I look at other people's code a lot. The security issues are always boring, that's the thing. API keys sitting in the client bundle, auth middleware missing half the routes. Not clever exploits, just nobody actually reading what the AI spit out.
Actually wait, it's worse than that. The product works, demo looks great. Then someone opens the network tab and ... yeah. "Quality doesn't matter" really just means nothing caught fire yet.
Half this list is bad attribution. LiteLLM was a supply chain attack — stolen PyPI credentials, nothing to do with vibe coding. The Amazon outage number comes from a vendor blog pushing their own product. Nobody else reported it.
But the "where's your control group" take bugs me too. It's not that AI writes buggier code line for line. The gaps are just in different places. Devs who've shipped real apps add rate limiting, auth middleware, proper CORS — because they got burned before. AI skips all of it because nobody prompted for it.
I read through about 80 AI-generated repos a few weeks ago. Code looked decent. The missing stuff was always the same list — no auth on admin routes, API keys hardcoded in client JS, CORS wide open, debug endpoints still live in prod. Over and over.
Nothing there makes a wall of shame. Nothing's exploded yet. But it's the kind of stuff that does.
Exactly. "Tests pass" and "code is secure" are just different things. AI code makes that gap worse.
I run static analysis on mixed human/AI codebases. The AI parts pass tests fine but they'll have stuff any SAST tool flags on first run — hardcoded creds, wildcard CORS, string-built SQL. Works in a demo, turns into a CVE in prod.
And nobody's review capacity scaled with generation speed. Most teams don't even have semgrep in CI. So you get unreviewed code just sitting in production.

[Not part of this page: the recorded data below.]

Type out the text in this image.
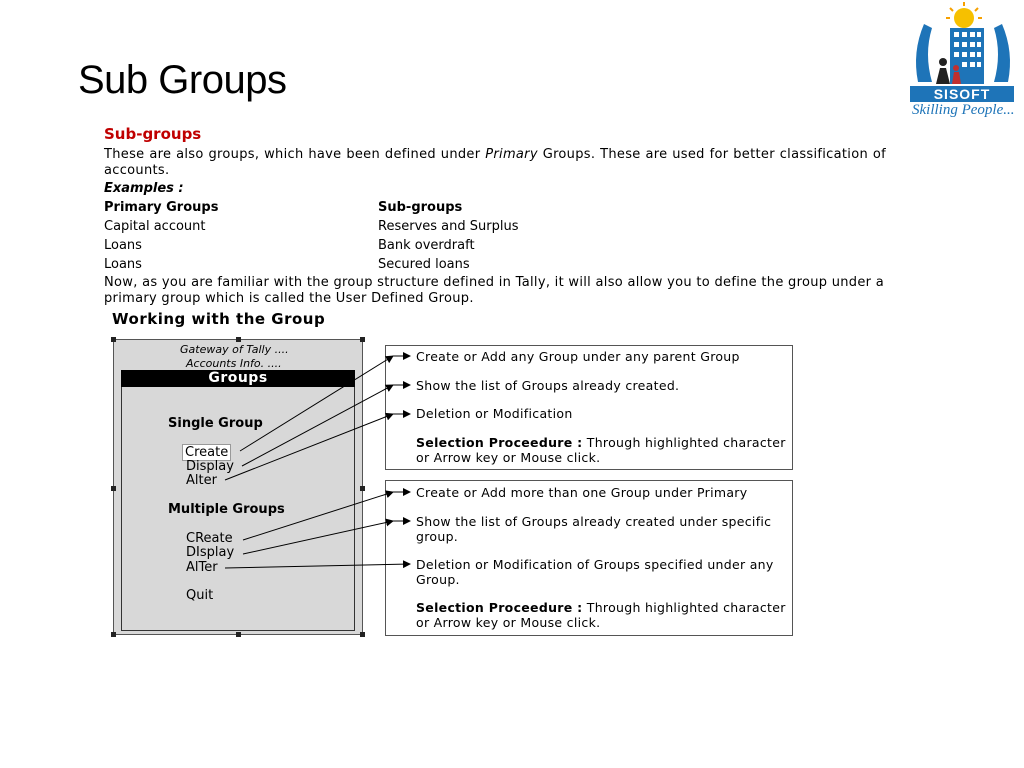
Sub Groups	SISOFT
Skilling People...
Sub-groups
These are also groups, which have been defined under Primary Groups. These are used for better classification of accounts.
Examples :
Primary Groups	Sub-groups
Capital account	Reserves and Surplus
Loans	Bank overdraft
Loans	Secured loans
Now, as you are familiar with the group structure defined in Tally, it will also allow you to define the group under a primary group which is called the User Defined Group.
Working with the Group
Gateway of Tally ....
Accounts Info. ....
Groups
Single Group
Create
Display
Alter
Multiple Groups
CReate
DIsplay
AlTer
Quit
Create or Add any Group under any parent Group
Show the list of Groups already created.
Deletion or Modification
Selection Proceedure : Through highlighted character
or Arrow key or Mouse click.
Create or Add more than one Group under Primary
Show the list of Groups already created under specific
group.
Deletion or Modification of Groups specified under any
Group.
Selection Proceedure : Through highlighted character
or Arrow key or Mouse click.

The "10x" is real if you count lines shipped. Nobody counts the fix cost downstream though.
They exist. Go look at any "I built this in a weekend with Cursor" post — there are hundreds. The problem is most of them ship broken and stay broken. Auth that doesn't actually check anything, API keys in the frontend, falls over with 5 concurrent users.
The quantity is there. Nobody's asking "does this thing actually work" before hitting deploy. That's the real gap.
Sandboxes yes, but who even added the dependency? Half the projects I see have requirements.txt written by Copilot. AI says "add litellm", dev clicks accept, nobody even pins versions.
Then we talk about containment like anyone actually looked at that dep list.
Our security scanning runs on GitHub Actions — every PR gets checked before merge. When GitHub goes down, the security gate goes down with it. PRs pile up, devs get impatient, start merging without waiting for checks. That's exactly when bad code gets through. And they keep throwing engineers at Copilot while the stuff that CI/CD actually depends on keeps falling over.
250K lines in a month — okay, but what does review actually look like at that volume?
I've been poking at security issues in AI-generated repos and it's the same thing: more generation means less review. Not just logic — checking what's in your .env, whether API routes have auth middleware, whether debug endpoints made it to prod.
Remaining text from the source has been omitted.